= Southern Musical Convention =

The Southern Musical Convention was the first Sacred Harp musical convention, organized by B. F. White and others in 1845. It was formed at Huntersville in Upson County, Georgia.

From its founding until 1867, White's The Sacred Harp was the "textbook" of the convention. It was a collection of songs notated by shape notes and featuring four-part harmonies. Shape-note singing had been taught by preachers and missionaries during the second Great Awakening, as a way of evangelizing to people on the frontier and in rural areas. They would collect at camp meetings and spend considerable time singing these hymns. The shape notes were an eight-note system used as an easy way to teach people melodies and harmonies for singing sacred music.
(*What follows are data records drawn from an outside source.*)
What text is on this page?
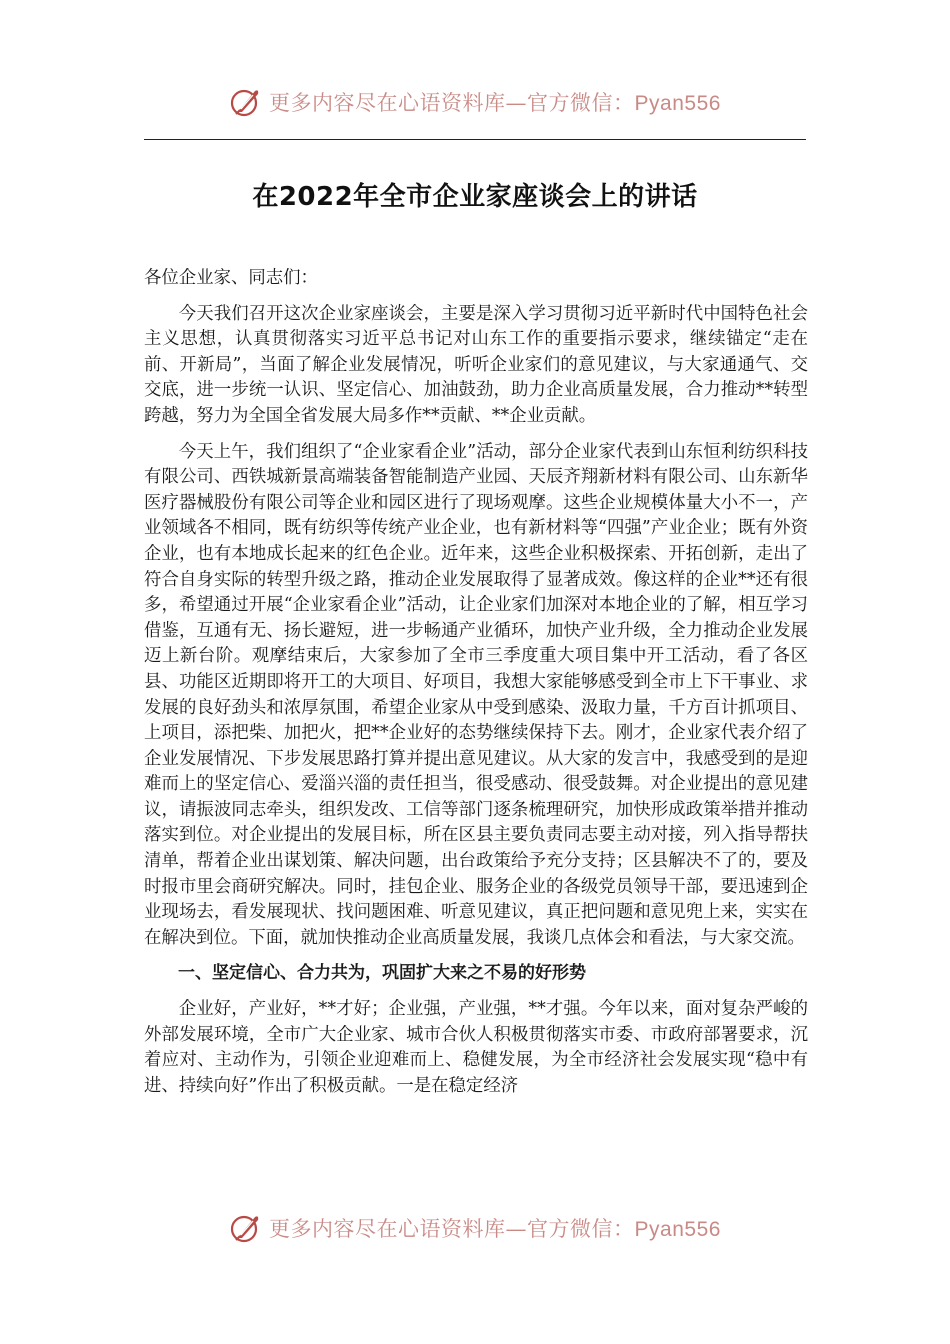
更多内容尽在心语资料库—官方微信：Pyan556
在2022年全市企业家座谈会上的讲话

各位企业家、同志们：

今天我们召开这次企业家座谈会，主要是深入学习贯彻习近平新时代中国特色社会主义思想，认真贯彻落实习近平总书记对山东工作的重要指示要求，继续锚定“走在前、开新局”，当面了解企业发展情况，听听企业家们的意见建议，与大家通通气、交交底，进一步统一认识、坚定信心、加油鼓劲，助力企业高质量发展，合力推动**转型跨越，努力为全国全省发展大局多作**贡献、**企业贡献。

今天上午，我们组织了“企业家看企业”活动，部分企业家代表到山东恒利纺织科技有限公司、西铁城新景高端装备智能制造产业园、天辰齐翔新材料有限公司、山东新华医疗器械股份有限公司等企业和园区进行了现场观摩。这些企业规模体量大小不一，产业领域各不相同，既有纺织等传统产业企业，也有新材料等“四强”产业企业；既有外资企业，也有本地成长起来的红色企业。近年来，这些企业积极探索、开拓创新，走出了符合自身实际的转型升级之路，推动企业发展取得了显著成效。像这样的企业**还有很多，希望通过开展“企业家看企业”活动，让企业家们加深对本地企业的了解，相互学习借鉴，互通有无、扬长避短，进一步畅通产业循环，加快产业升级，全力推动企业发展迈上新台阶。观摩结束后，大家参加了全市三季度重大项目集中开工活动，看了各区县、功能区近期即将开工的大项目、好项目，我想大家能够感受到全市上下干事业、求发展的良好劲头和浓厚氛围，希望企业家从中受到感染、汲取力量，千方百计抓项目、上项目，添把柴、加把火，把**企业好的态势继续保持下去。刚才，企业家代表介绍了企业发展情况、下步发展思路打算并提出意见建议。从大家的发言中，我感受到的是迎难而上的坚定信心、爱淄兴淄的责任担当，很受感动、很受鼓舞。对企业提出的意见建议，请振波同志牵头，组织发改、工信等部门逐条梳理研究，加快形成政策举措并推动落实到位。对企业提出的发展目标，所在区县主要负责同志要主动对接，列入指导帮扶清单，帮着企业出谋划策、解决问题，出台政策给予充分支持；区县解决不了的，要及时报市里会商研究解决。同时，挂包企业、服务企业的各级党员领导干部，要迅速到企业现场去，看发展现状、找问题困难、听意见建议，真正把问题和意见兜上来，实实在在解决到位。下面，就加快推动企业高质量发展，我谈几点体会和看法，与大家交流。

一、坚定信心、合力共为，巩固扩大来之不易的好形势

企业好，产业好，**才好；企业强，产业强，**才强。今年以来，面对复杂严峻的外部发展环境，全市广大企业家、城市合伙人积极贯彻落实市委、市政府部署要求，沉着应对、主动作为，引领企业迎难而上、稳健发展，为全市经济社会发展实现“稳中有进、持续向好”作出了积极贡献。一是在稳定经济

更多内容尽在心语资料库—官方微信：Pyan556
After 1867, the Convention adopted a policy of using other song books. It gradually had less influence in the history of Sacred Harp. Under White's leadership, the Southern Musical Convention sponsored three revisions of the Sacred Harp (1850, 1859, 1869). The 1849-1850 committee consisted of B. F. White, Leonard P. Breedlove, E. L. King, Joel King, R. F. M. Mann, A. Ogletree, S. R. Pennick and J. R. Turner. The second revision committee of the Sacred Harp in 1858-1859 consisted of B. F. White, R. F. Ball, J. T. Edmunds, A. Ogletree, E. T. Pound, J. P Reese, T. Waller, and A. S. Webster. The Southern Musical Convention selected White, Edmund Dumas, R. F. M. Mann, Absalom Ogletree and Marion Patrick as the committee to revise the Sacred Harp in 1869–1870.

Not only did the convention provide a gathering for vocal musicians, but it also created an authoritative body to approve of teachers for singing schools. In January 1852, the Convention authorized a newspaper, The Organ, which was published at Hamilton, Georgia the county seat of Harris County. B. F. White was "Superintendent" of the publication.

The Southern Musical Convention supplied the pattern for many subsequent Sacred Harp musical organizations. These included the two oldest existing Sacred Harp Conventions: the Chattahoochee Musical Convention and the East Texas Musical Convention.